The study also has explicit methodological limitations. It deliberately excludes advanced physical robotics and frontier models still under development, focusing on what is technically available now. The assumptions about skills transferability – how easily a worker can move from an exposed occupation to a less exposed one – are necessarily simplified compared to the chaotic reality of real labor markets.
The post-publication journalistic debate has highlighted this tension. Some commentators have criticized the study for inflating the risks, others for underestimating them. The American Enterprise Institute has argued that similar analyses ignore data showing how AI is reducing some forms of inequality, allowing less skilled workers to be more productive through cognitive augmentation tools.
The Political Responses in Play
While academics measure and think tanks debate, some lawmakers are already making concrete moves. In the United States, Bernie Sanders' crusade for a robot tax represents a redistributive response: taxing companies that replace workers with automated systems, using the funds for retraining and income support programs.
In Italy, the proposal for the Automation Contribution by Stefano Bacchiocchi adopts a different but complementary philosophy. Instead of taxing technology or counting robots – an impossible labeling task – the Automation Contribution looks at economic results: when a company maintains or increases its revenues while its personnel costs fall below the sector average, an "expected cost" emerges that is no longer there. It is on that difference, which represents the competitive advantage of automation, that the contribution would be applied.
Bacchiocchi's approach avoids the trap that has sunk previous attempts, such as the 2017 European Parliament proposal that was rejected precisely because of the impossibility of operationally defining what a taxable "robot" was. With an estimated annual revenue of 8 billion euros earmarked for an Autonomous Fund for pensions, training, and welfare, the Italian proposal seeks to reconcile innovation and social cohesion through a fiscal rebalancing rather than a technological brake.
Italy's demographic situation adds a dimension that the United States does not have to the same extent. As the Randstad report notes, by 2030 Italy will lose 1.7 million workers – 6% of the current workforce – mainly due to demographic decline. This could mitigate the impact of automation on employment, as some of the jobs potentially eliminated by AI would be difficult to fill anyway. It is a natural buffer that transforms a potential crisis into an opportunity for a managed transition, if accompanied by adequate active policies.
The Dilemma of Speed
There is an element that runs through all these studies and all these policy proposals: the problem of time. Previous technological revolutions took place over decades or centuries, allowing for gradual adaptations. The industrial revolution took more than a century. Artificial intelligence is compressing similar transformations into less than a decade.

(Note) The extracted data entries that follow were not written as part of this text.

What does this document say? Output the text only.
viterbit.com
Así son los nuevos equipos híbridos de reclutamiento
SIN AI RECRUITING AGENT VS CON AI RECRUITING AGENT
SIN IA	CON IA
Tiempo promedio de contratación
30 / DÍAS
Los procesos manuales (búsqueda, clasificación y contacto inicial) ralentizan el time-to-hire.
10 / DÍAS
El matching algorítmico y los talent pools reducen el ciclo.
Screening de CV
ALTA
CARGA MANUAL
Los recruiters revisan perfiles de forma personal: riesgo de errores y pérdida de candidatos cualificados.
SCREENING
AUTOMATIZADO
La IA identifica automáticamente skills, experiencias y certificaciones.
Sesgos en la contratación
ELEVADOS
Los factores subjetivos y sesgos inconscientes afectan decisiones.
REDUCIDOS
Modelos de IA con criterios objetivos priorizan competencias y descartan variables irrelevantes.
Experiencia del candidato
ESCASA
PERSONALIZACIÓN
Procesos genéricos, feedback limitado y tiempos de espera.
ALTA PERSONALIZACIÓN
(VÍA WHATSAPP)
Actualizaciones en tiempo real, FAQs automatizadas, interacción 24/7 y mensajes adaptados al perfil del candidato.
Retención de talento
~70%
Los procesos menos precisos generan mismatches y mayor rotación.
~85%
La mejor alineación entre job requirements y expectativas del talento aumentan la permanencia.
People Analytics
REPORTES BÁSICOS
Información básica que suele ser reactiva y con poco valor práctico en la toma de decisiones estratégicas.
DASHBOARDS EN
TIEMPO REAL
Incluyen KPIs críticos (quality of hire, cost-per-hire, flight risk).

As the Sanders' HELP Committee report points out, this unprecedented speed may not leave enough time for retraining and social reorganization. When a fifty-year-old truck driver loses his job to an autonomous driving system, it's not just a line on a spreadsheet. It is a professional identity built over thirty years that evaporates, with non-transferable skills and few realistic options for professional reinvention.
The Iceberg Index at least offers the possibility of anticipating rather than reacting. The ability to simulate alternative scenarios – what happens if we increase funding for training in a specific county? How would exposure change if we slowed down adoption in certain sectors? – transforms a measurement tool into a political laboratory.
But there is a disturbing irony in all this. To build the Iceberg Index, the researchers used the very technologies of massive simulation and agent-based modeling that are helping to transform the work they measure.
The question that no study can definitively answer is whether we are experiencing a transition to a more productive economy where humans are freed from repetitive tasks to focus on higher value-added activities, or whether we are simply witnessing an unprecedented concentration of wealth where the benefits of productivity flow upwards while the social costs are distributed downwards.
The 11.7% of the Iceberg Index and the 10.5 million of the Randstad report are not prophecies of doom but warning signs. Signs that require coordinated responses between technological innovation, fiscal policies, educational systems, and social protections. The difference between a future where AI amplifies human capabilities and one where it brutally replaces them lies not in the technology itself, but in the political and economic choices we make as the technology advances.
What floats above the water's surface is just the beginning. The hidden mass below requires attention, accurate measurement, and, above all, deliberate action before the iceberg hits the hull.